Ignoring the guards making their way towards me, I looked into the stands. Beyond what I’d expected, more faces were formed into sympathy than judgment.

It turns out, I wasn’t the only one who screwed love up.

“But then this morning, over a sleepless night and a pot of coffee, someone knocked some sense into me. Thanks, mom,” I said, waving at the camera that was tracking me. “I realized I’d never really gotten off that roller coaster, we were just riding in different cars. My life is a roller coaster whether or not I am sitting next to this boy, and I’d rather share this crazy journey through life with him at my side.”

Sucking in a deep breath, I busted into the finale because I had maybe ten seconds before I would be escorted off the field. Hopefully not in cuffs.

“I’m done leaving. I’m done questioning if we can do this thing, Jude.”

Cheering rose up in the stands as fans began to realize their star quarterback was who this screw-loose girl was talking about.

“I’m done pretending I’ll ever love someone else as much as I do you. I know it took me a while, but I know it now. I was made to love you. I was made to share my life with you.

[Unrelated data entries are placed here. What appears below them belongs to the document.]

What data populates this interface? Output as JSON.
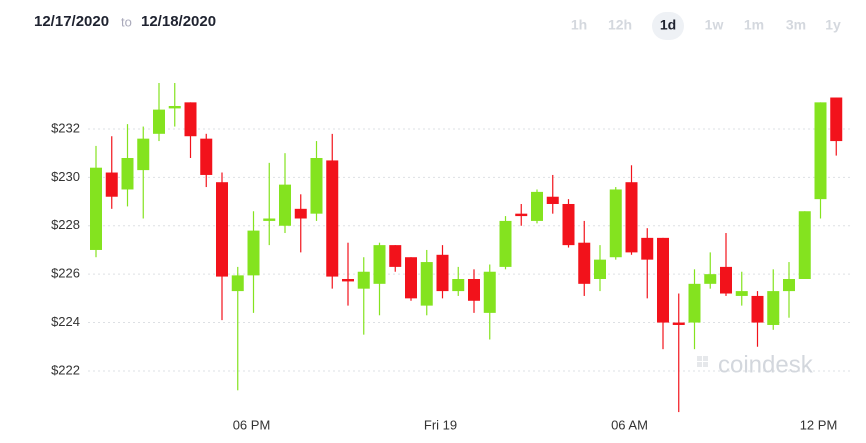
{
  "header": {
    "from": "12/17/2020",
    "to": "to",
    "until": "12/18/2020",
    "ranges": [
      "1h",
      "12h",
      "1d",
      "1w",
      "1m",
      "3m",
      "1y"
    ],
    "selected_range": "1d"
  },
  "chart_data": {
    "type": "candlestick",
    "watermark": "coindesk",
    "categories": [
      null,
      null,
      null,
      null,
      null,
      null,
      null,
      null,
      null,
      null,
      "06 PM",
      null,
      null,
      null,
      null,
      null,
      null,
      null,
      null,
      null,
      null,
      null,
      "Fri 19",
      null,
      null,
      null,
      null,
      null,
      null,
      null,
      null,
      null,
      null,
      null,
      "06 AM",
      null,
      null,
      null,
      null,
      null,
      null,
      null,
      null,
      null,
      null,
      null,
      "12 PM",
      null
    ],
    "open": [
      227.0,
      230.2,
      229.5,
      230.3,
      231.8,
      232.85,
      233.1,
      231.6,
      229.8,
      225.3,
      225.95,
      228.2,
      228.0,
      228.7,
      228.5,
      230.7,
      225.8,
      225.4,
      225.6,
      227.2,
      226.7,
      224.7,
      226.8,
      225.3,
      225.8,
      224.4,
      226.3,
      228.5,
      228.2,
      229.2,
      228.9,
      227.3,
      225.8,
      226.7,
      229.8,
      227.5,
      227.5,
      224.0,
      224.0,
      225.6,
      226.3,
      225.1,
      225.1,
      223.9,
      225.3,
      225.8,
      229.1,
      233.3
    ],
    "high": [
      231.3,
      231.7,
      232.2,
      232.1,
      233.9,
      233.9,
      233.1,
      231.8,
      230.2,
      226.3,
      228.6,
      230.6,
      231.0,
      229.3,
      231.5,
      231.8,
      227.3,
      226.7,
      227.3,
      227.2,
      226.7,
      227.0,
      227.2,
      226.3,
      226.2,
      226.4,
      228.4,
      228.9,
      229.5,
      230.1,
      229.1,
      228.2,
      227.2,
      229.6,
      230.5,
      227.9,
      227.5,
      225.2,
      226.2,
      226.9,
      227.7,
      226.1,
      225.3,
      226.2,
      226.5,
      228.6,
      233.1,
      233.3
    ],
    "low": [
      226.7,
      228.7,
      228.8,
      228.3,
      231.5,
      232.1,
      230.8,
      229.6,
      224.1,
      221.2,
      224.4,
      227.2,
      227.7,
      226.9,
      228.2,
      225.4,
      224.7,
      223.5,
      224.3,
      226.1,
      224.9,
      224.3,
      225.0,
      225.1,
      224.4,
      223.3,
      226.2,
      228.0,
      228.1,
      228.5,
      227.1,
      225.1,
      225.3,
      226.6,
      226.8,
      225.0,
      222.9,
      220.3,
      222.9,
      225.4,
      225.1,
      224.7,
      223.0,
      223.7,
      224.2,
      225.8,
      228.3,
      230.9
    ],
    "close": [
      230.4,
      229.2,
      230.8,
      231.6,
      232.8,
      232.95,
      231.7,
      230.1,
      225.9,
      225.95,
      227.8,
      228.3,
      229.7,
      228.3,
      230.8,
      225.9,
      225.7,
      226.1,
      227.2,
      226.3,
      225.0,
      226.5,
      225.3,
      225.8,
      224.9,
      226.1,
      228.2,
      228.4,
      229.4,
      228.9,
      227.2,
      225.6,
      226.6,
      229.5,
      226.9,
      226.6,
      224.0,
      223.9,
      225.6,
      226.0,
      225.2,
      225.3,
      224.0,
      225.3,
      225.8,
      228.6,
      233.1,
      231.5
    ],
    "up_color": "#84e31f",
    "down_color": "#f2121b",
    "ylim": [
      219.2,
      234.4
    ],
    "yticks": [
      {
        "value": 222,
        "label": "$222"
      },
      {
        "value": 224,
        "label": "$224"
      },
      {
        "value": 226,
        "label": "$226"
      },
      {
        "value": 228,
        "label": "$228"
      },
      {
        "value": 230,
        "label": "$230"
      },
      {
        "value": 232,
        "label": "$232"
      }
    ],
    "grid": true
  }
}
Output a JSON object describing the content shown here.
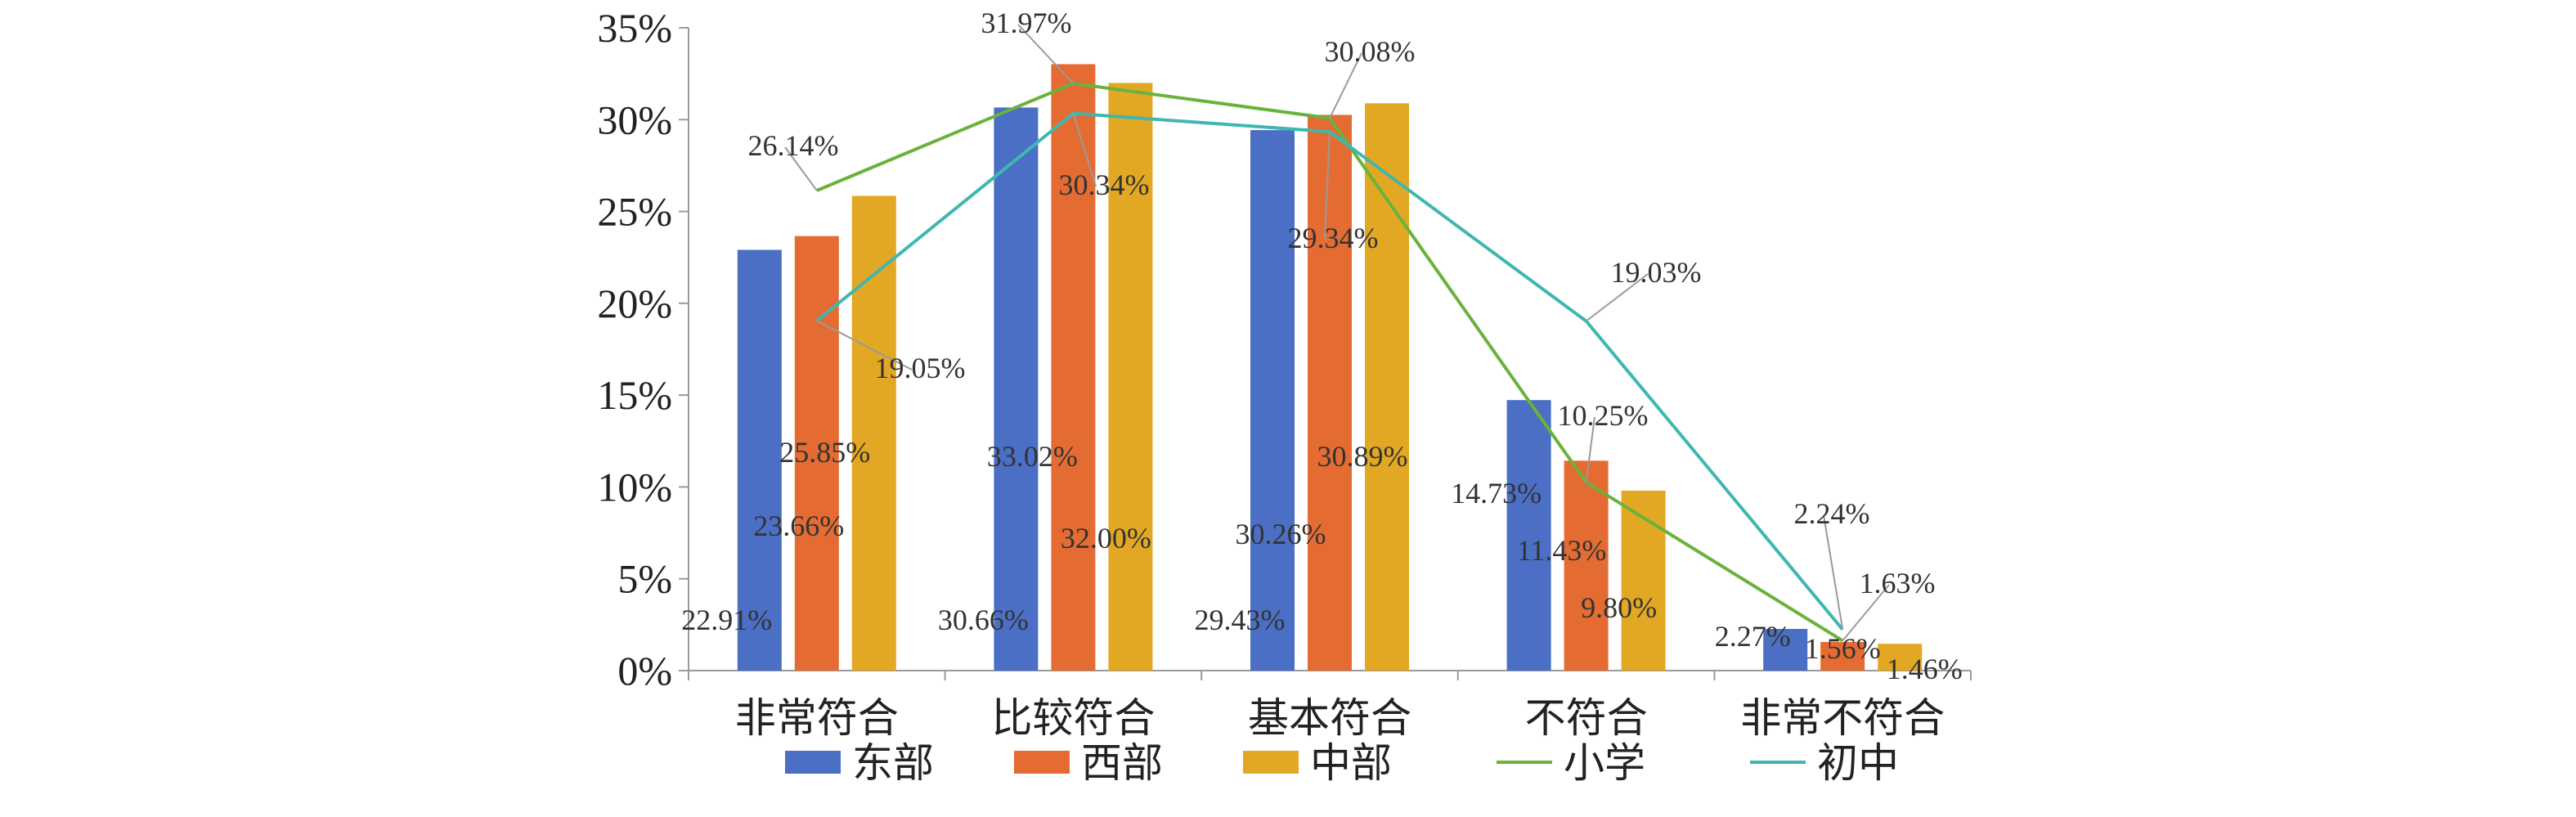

I’m rewriting the fairy tale so you and I get to ride off together.” I paused again to get a breath, scanning the field.

He wasn’t coming. Even if he’d been tucked away into the very back of the stadium, he could have made it to me by now if he wanted to. Nothing stopped Jude from what he wanted. The possibility that I wasn’t what he wanted any more broke me.

I fought through the fear. I was done living in a state of it.

“I love you, Jude Ryder. I’m done letting that scare me. I’m not going anywhere.”

One of the security guards stopped in front of me, clearing his throat. “Yes, ma’am. I’m afraid you are.”

This was so not how I’d envisioned this all going. I gave life‌—‌smirking its all-knowing face at me‌—‌the finger.

“I’ll take that,” he said, grabbing the mic out of my hands. “After you,” he said, which was every shade of a demand, motioning me off the field.

The other guard shouldered up next to me, waiting for me as well. At least neither one was swinging a pair of cuffs in front of me. Taking one more look around the field, I felt my already battered heart break one final time.